Alexandre Pais

Chegámos a isto – 1

C

1. A minha filha
mais nova recomeçou a escola na última segunda-feira e eu perdi não só a
companheira deste verão como tive pela primeira vez a sensação de que estou
desempregado – Nuno Santos tem razão, não devemos ter medo das palavras. Três
crónicas semanais e um comentário na televisão ao domingo dão para a cova de um dente, estúpida expressão,
de quem se especializou a puxar carroças,
outra maravilha da linguística popular. Mas dadas as circunstâncias, da
economia e da profissão, sou um privilegiado. Continuo no ativo e a viver de
uma reforma dita de luxo, que já é metade do que seria há meia dúzia de anos e,
mesmo assim, ainda me roubam de novo metade.

2. Fui há dias,
suponho que pela 20.ª vez, à PSP de Alcântara, por causa de um processo
relacionado com suposta violação de liberdade de imprensa.

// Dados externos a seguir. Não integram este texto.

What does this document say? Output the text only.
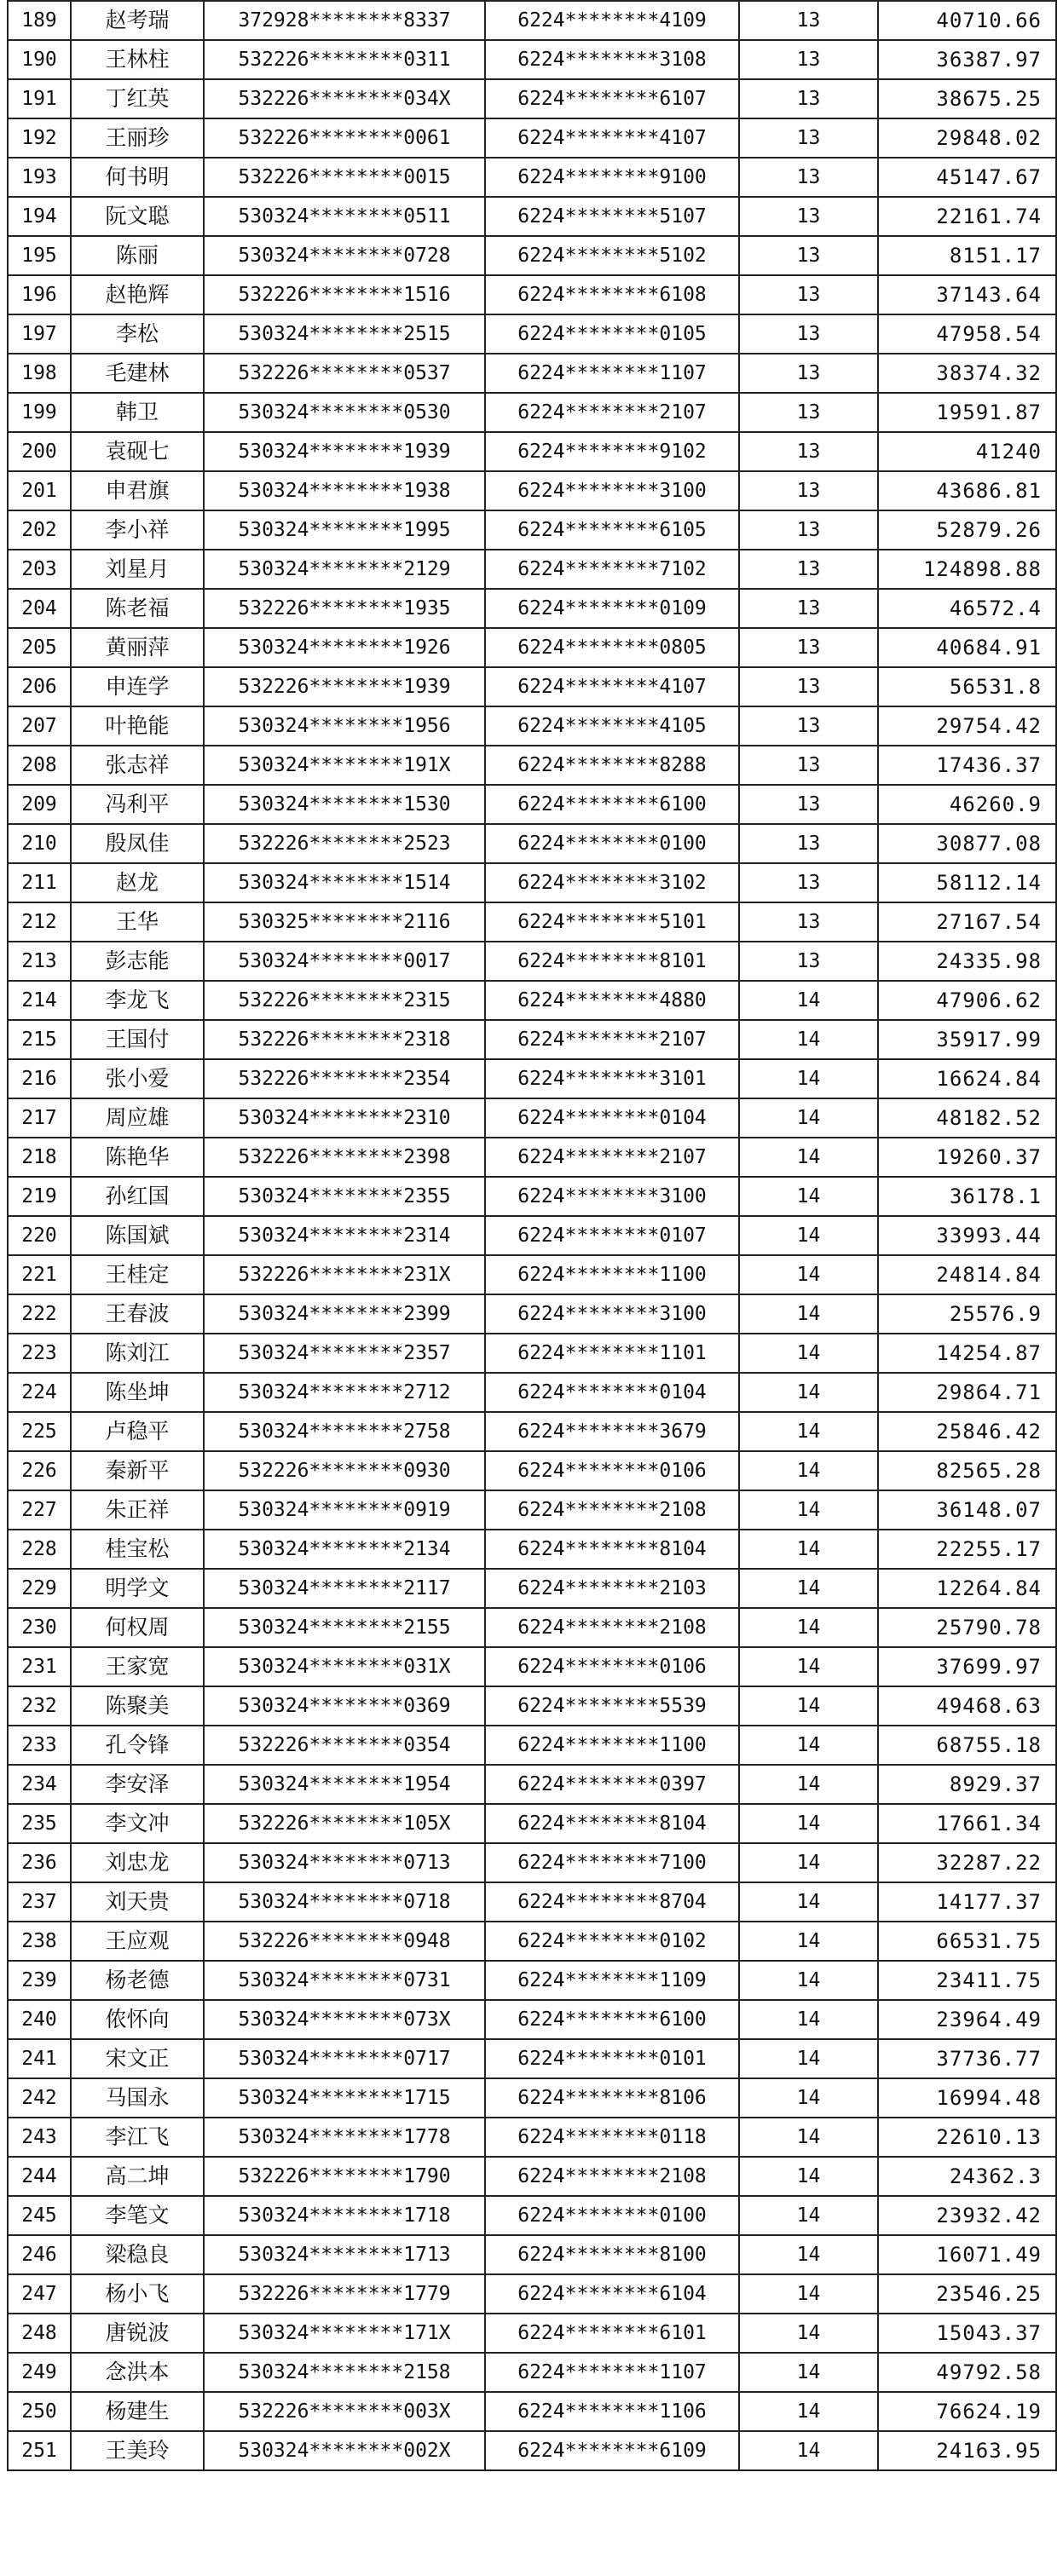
189	赵考瑞	372928********8337	6224********4109	13	40710.66
190	王林柱	532226********0311	6224********3108	13	36387.97
191	丁红英	532226********034X	6224********6107	13	38675.25
192	王丽珍	532226********0061	6224********4107	13	29848.02
193	何书明	532226********0015	6224********9100	13	45147.67
194	阮文聪	530324********0511	6224********5107	13	22161.74
195	陈丽	530324********0728	6224********5102	13	8151.17
196	赵艳辉	532226********1516	6224********6108	13	37143.64
197	李松	530324********2515	6224********0105	13	47958.54
198	毛建林	532226********0537	6224********1107	13	38374.32
199	韩卫	530324********0530	6224********2107	13	19591.87
200	袁砚七	530324********1939	6224********9102	13	41240
201	申君旗	530324********1938	6224********3100	13	43686.81
202	李小祥	530324********1995	6224********6105	13	52879.26
203	刘星月	530324********2129	6224********7102	13	124898.88
204	陈老福	532226********1935	6224********0109	13	46572.4
205	黄丽萍	530324********1926	6224********0805	13	40684.91
206	申连学	532226********1939	6224********4107	13	56531.8
207	叶艳能	530324********1956	6224********4105	13	29754.42
208	张志祥	530324********191X	6224********8288	13	17436.37
209	冯利平	530324********1530	6224********6100	13	46260.9
210	殷凤佳	532226********2523	6224********0100	13	30877.08
211	赵龙	530324********1514	6224********3102	13	58112.14
212	王华	530325********2116	6224********5101	13	27167.54
213	彭志能	530324********0017	6224********8101	13	24335.98
214	李龙飞	532226********2315	6224********4880	14	47906.62
215	王国付	532226********2318	6224********2107	14	35917.99
216	张小爱	532226********2354	6224********3101	14	16624.84
217	周应雄	530324********2310	6224********0104	14	48182.52
218	陈艳华	532226********2398	6224********2107	14	19260.37
219	孙红国	530324********2355	6224********3100	14	36178.1
220	陈国斌	530324********2314	6224********0107	14	33993.44
221	王桂定	532226********231X	6224********1100	14	24814.84
222	王春波	530324********2399	6224********3100	14	25576.9
223	陈刘江	530324********2357	6224********1101	14	14254.87
224	陈坐坤	530324********2712	6224********0104	14	29864.71
225	卢稳平	530324********2758	6224********3679	14	25846.42
226	秦新平	532226********0930	6224********0106	14	82565.28
227	朱正祥	530324********0919	6224********2108	14	36148.07
228	桂宝松	530324********2134	6224********8104	14	22255.17
229	明学文	530324********2117	6224********2103	14	12264.84
230	何权周	530324********2155	6224********2108	14	25790.78
231	王家宽	530324********031X	6224********0106	14	37699.97
232	陈聚美	530324********0369	6224********5539	14	49468.63
233	孔令锋	532226********0354	6224********1100	14	68755.18
234	李安泽	530324********1954	6224********0397	14	8929.37
235	李文冲	532226********105X	6224********8104	14	17661.34
236	刘忠龙	530324********0713	6224********7100	14	32287.22
237	刘天贵	530324********0718	6224********8704	14	14177.37
238	王应观	532226********0948	6224********0102	14	66531.75
239	杨老德	530324********0731	6224********1109	14	23411.75
240	侬怀向	530324********073X	6224********6100	14	23964.49
241	宋文正	530324********0717	6224********0101	14	37736.77
242	马国永	530324********1715	6224********8106	14	16994.48
243	李江飞	530324********1778	6224********0118	14	22610.13
244	高二坤	532226********1790	6224********2108	14	24362.3
245	李笔文	530324********1718	6224********0100	14	23932.42
246	梁稳良	530324********1713	6224********8100	14	16071.49
247	杨小飞	532226********1779	6224********6104	14	23546.25
248	唐锐波	530324********171X	6224********6101	14	15043.37
249	念洪本	530324********2158	6224********1107	14	49792.58
250	杨建生	532226********003X	6224********1106	14	76624.19
251	王美玲	530324********002X	6224********6109	14	24163.95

Estavam 35 graus na
rua, à sombra, mas bem mais dentro dos cubículos de 5 ou 6 m2, refrescados por velhas ventoinhas, onde
os agentes se veem forçados a atender as pessoas que têm de ouvir. São
condições de trabalho indignas e uma tortura para funcionários e cidadãos.
Inacreditável.

3. Não
seguramente por falta de ar condicionado mas de pessoal, do tal que haverá aos montes sabe-se lá em que serviços,
renovar a carta de condução constitui igualmente uma descida aos infernos. O
Instituto da Mobilidade e de não sei quê – uma pretensiosa denominação que a
eficácia desmente – obriga os interessados a irem madrugar para as filas dos
centros caso queiram receber o documento revalidado daí a vários meses.
Chegámos a isto, a crise tem as costas largas.

4. Mas onde a
irresponsabilidade e a incompetência atingiram este ano o cume foi no Algarve.
Da poluição em diversas praias ao lixo acumulado nas ruas, passando por pragas
de insetos e de coletores rebentados, tem havido muito de tudo. Num verão em
que o aumento de turistas resultou num bálsamo para comerciantes e industriais
de hotelaria e de restauração, calcule-se o êxito da propaganda word of mouth que aquela gente fará no
regresso a casa. Até a nossa maior exportação, a de sol e de mar, uma bênção
para um país falido, os senhores autarcas desprezam. São sorrisos nos cartazes,
obras nas fachadas, lixeiras e melgas nas traseiras. Seria de esperar que no
dia 29 tivessem a resposta que esse belo postal justifica, mas já sabemos o que
a casa gasta.

5. Creio que
todos conhecemos a indústria que prospera por detrás dos anúncios em que homens
e mulheres dizem procurar, uma
atividade que milhões de casas de massagens nunca conseguiram aniquilar. Encaro
o fenómeno com um misto de desprezo pelo que representa e de respeito pelas
vítimas. Afinal, um desprezado é um morto de fome e como tal é digno de dó.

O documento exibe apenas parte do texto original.